Упоминание о спичках кольнуло сердце. Вспомнил, как утром сердился отец, вспомнил его укороченное, тело, торчащее на постели. «Бисмиллахи! Бисмиллахи!»

Эркин чиркнул снова спичкой, поднес ее управляющему.

— Один говорит: «У меня нет»; другой говорит: «У меня есть». Я думаю, это лучший способ жить рядом, а?

Аман не ответил.

Оба посидели молча, потягивая сигареты. В сумеречной комнате даже дым был невидим, исчезал, будто уходя сквозь стены.

— Только что по пути сюда увидел старика, вашего старика, — сказал Эркин, откашлявшись, — намертво завязал шнурки своей ушанки и крепко прирос к седлу. Он подозвал меня и послал за бутылкой красного. Я спросил: «Для чего вам?» — а он ответил: «А что? В милицию хочешь сообщить? Сразу видно, что чужак, — не знаешь, что с вином делают. Пьют, пьют, мой любезный. И вообще, чем допрашивать меня, поезжай лучше в Алатай, а то будете потом седлать курук вместо коней». Он ведь дело сказал.

— А куда держал путь? — спросил Аман.

— Направился в сторону Моты.

— Понятно, — сказал Аман. — Он с утра был в плохом настроении. Видел дурной сон. Наверняка поехал читать молитву на могиле, в которой похоронил… — Аман запнулся, подыскивая слово, — принадлежавшее ему…

— Апырай![7] Я слышал, что вот уже скоро тридцать лет, как Аспан-старик ездит туда, выпивает один бутылку и возвращается. Своеобразный намаз. Извините, ага, может, вам неприятно говорить об этом, но толки о странной привычке Аспана-старика было первое, что я услышал, приехав в ваши края.

— В каждом ауле есть своя достопримечательность, — холодно сказал Аман. — В нашем — странности моего отца.

— Вы меня не так поняли. Я хотел сказать, что, совершив похороны «принадлежавшего ему», он сделал что-то, удивившее людей, и все уважают его за это.

— Уважают его за мужество, проявленное при спасении поголовья жеребят.

— Да, да, конечно! Но мне кажется, что аулу нужна эта могила и нужен человек, который ее почитает. Уважение к исчезнувшему навсегда вызывает уважение окружающих.

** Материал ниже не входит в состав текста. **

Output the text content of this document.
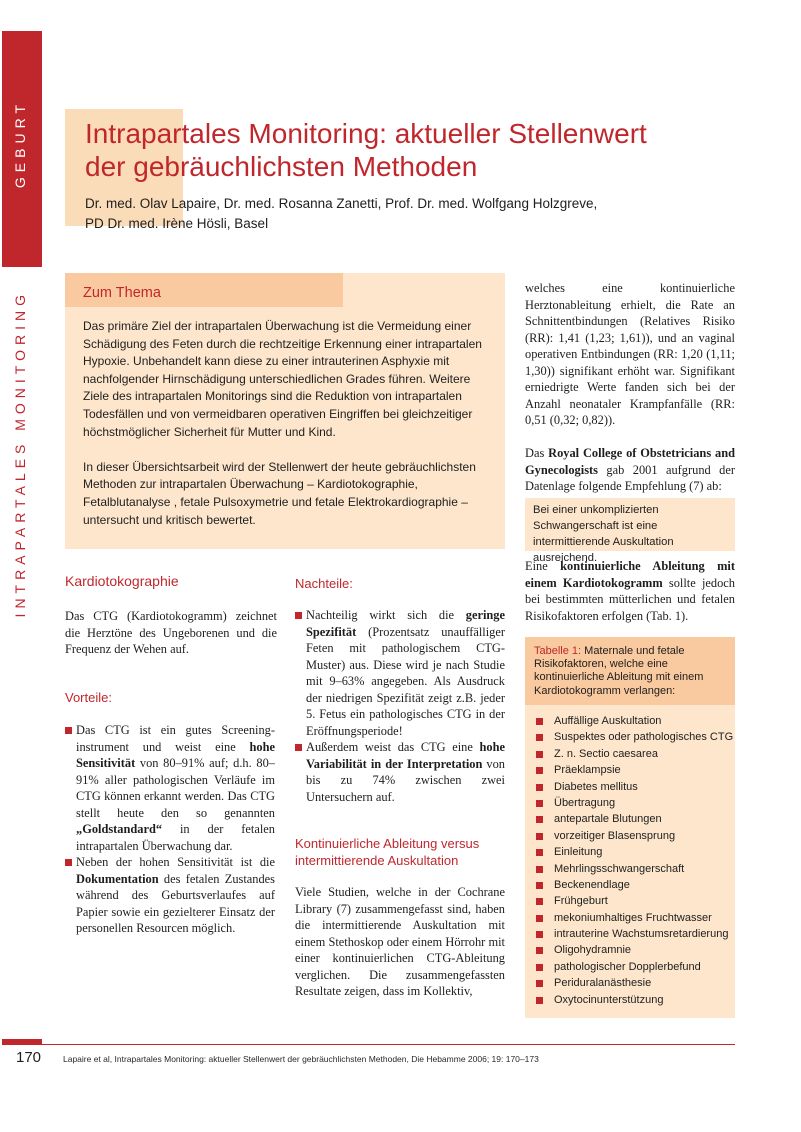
GEBURT
INTRAPARTALES MONITORING
Intrapartales Monitoring: aktueller Stellenwert
der gebräuchlichsten Methoden
Dr. med. Olav Lapaire, Dr. med. Rosanna Zanetti, Prof. Dr. med. Wolfgang Holzgreve,
PD Dr. med. Irène Hösli, Basel
Zum Thema

Das primäre Ziel der intrapartalen Überwachung ist die Vermeidung einer Schädigung des Feten durch die rechtzeitige Erkennung einer intrapartalen Hypoxie. Unbehandelt kann diese zu einer intrauterinen Asphyxie mit nachfolgender Hirnschädigung unterschiedlichen Grades führen. Weitere Ziele des intrapartalen Monitorings sind die Reduktion von intrapartalen Todesfällen und von vermeidbaren operativen Eingriffen bei gleichzeitiger höchstmöglicher Sicherheit für Mutter und Kind.

In dieser Übersichtsarbeit wird der Stellenwert der heute gebräuchlichsten Methoden zur intrapartalen Überwachung – Kardiotokographie, Fetalblutanalyse , fetale Pulsoxymetrie und fetale Elektrokardiographie – untersucht und kritisch bewertet.

Kardiotokographie

Das CTG (Kardiotokogramm) zeichnet die Herztöne des Ungeborenen und die Frequenz der Wehen auf.

Vorteile:

Das CTG ist ein gutes Screening-instrument und weist eine hohe Sensitivität von 80–91% auf; d.h. 80–91% aller pathologischen Verläufe im CTG können erkannt werden. Das CTG stellt heute den so genannten „Goldstandard“ in der fetalen intrapartalen Überwachung dar.

Neben der hohen Sensitivität ist die Dokumentation des fetalen Zustandes während des Geburtsverlaufes auf Papier sowie ein gezielterer Einsatz der personellen Resourcen möglich.

Nachteile:

Nachteilig wirkt sich die geringe Spezifität (Prozentsatz unauffälliger Feten mit pathologischem CTG-Muster) aus. Diese wird je nach Studie mit 9–63% angegeben. Als Ausdruck der niedrigen Spezifität zeigt z.B. jeder 5. Fetus ein pathologisches CTG in der Eröffnungsperiode!

Außerdem weist das CTG eine hohe Variabilität in der Interpretation von bis zu 74% zwischen zwei Untersuchern auf.

Kontinuierliche Ableitung versus
intermittierende Auskultation

Viele Studien, welche in der Cochrane Library (7) zusammengefasst sind, haben die intermittierende Auskultation mit einem Stethoskop oder einem Hörrohr mit einer kontinuierlichen CTG-Ableitung verglichen. Die zusammengefassten Resultate zeigen, dass im Kollektiv,

welches eine kontinuierliche Herztonableitung erhielt, die Rate an Schnittentbindungen (Relatives Risiko (RR): 1,41 (1,23; 1,61)), und an vaginal operativen Entbindungen (RR: 1,20 (1,11; 1,30)) signifikant erhöht war. Signifikant erniedrigte Werte fanden sich bei der Anzahl neonataler Krampfanfälle (RR: 0,51 (0,32; 0,82)).

Das Royal College of Obstetricians and Gynecologists gab 2001 aufgrund der Datenlage folgende Empfehlung (7) ab:

Bei einer unkomplizierten Schwangerschaft ist eine intermittierende Auskultation ausreichend.

Eine kontinuierliche Ableitung mit einem Kardiotokogramm sollte jedoch bei bestimmten mütterlichen und fetalen Risikofaktoren erfolgen (Tab. 1).

Tabelle 1: Maternale und fetale Risikofaktoren, welche eine kontinuierliche Ableitung mit einem Kardiotokogramm verlangen:
Auffällige Auskultation
Suspektes oder pathologisches CTG
Z. n. Sectio caesarea
Präeklampsie
Diabetes mellitus
Übertragung
antepartale Blutungen
vorzeitiger Blasensprung
Einleitung
Mehrlingsschwangerschaft
Beckenendlage
Frühgeburt
mekoniumhaltiges Fruchtwasser
intrauterine Wachstumsretardierung
Oligohydramnie
pathologischer Dopplerbefund
Periduralanästhesie
Oxytocinunterstützung
170	Lapaire et al, Intrapartales Monitoring: aktueller Stellenwert der gebräuchlichsten Methoden, Die Hebamme 2006; 19: 170–173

— Да, в этом человеке многое достойно уважения, — промолвил Аман, смотря в окно. Выглядел он невеселым. — Сегодня утром он сказал, что за последние тридцать лет не помнит такого снегопада. Снег просто не дает поднять голову. Я говорю это не для красного словца. Боюсь, как бы жеребята и стригунки на зимовье Алатай не полегли все, до последнего копыта. Какое там количество голов?

— Голов двести…

— И корма неблизко, да и где взять силу, чтобы проложить дорогу через снега толщиной в человеческий рост, чтобы из скирд навозить сена? Стихийное бедствие всегда застает врасплох. Я до сегодняшнего дня надеялся, что табунщики сами пробьются к нам, но даже жигиты с самой ближней зимовки Тарбагатай вот уже третий день не оставляют следа своих коней. Похоже, что они тоже в плену у снега. Что будем делать, Эркин? — Он смял в пепельнице окурок, смотрел выжидающе.

— Нужно подумать.

— Думай не думай, а возможность связаться с ними только одна — кому-то сесть на коней и поехать.

— Кому?

— Например, нам.

— Центральное отделение тоже нельзя оставлять на волю аллаха.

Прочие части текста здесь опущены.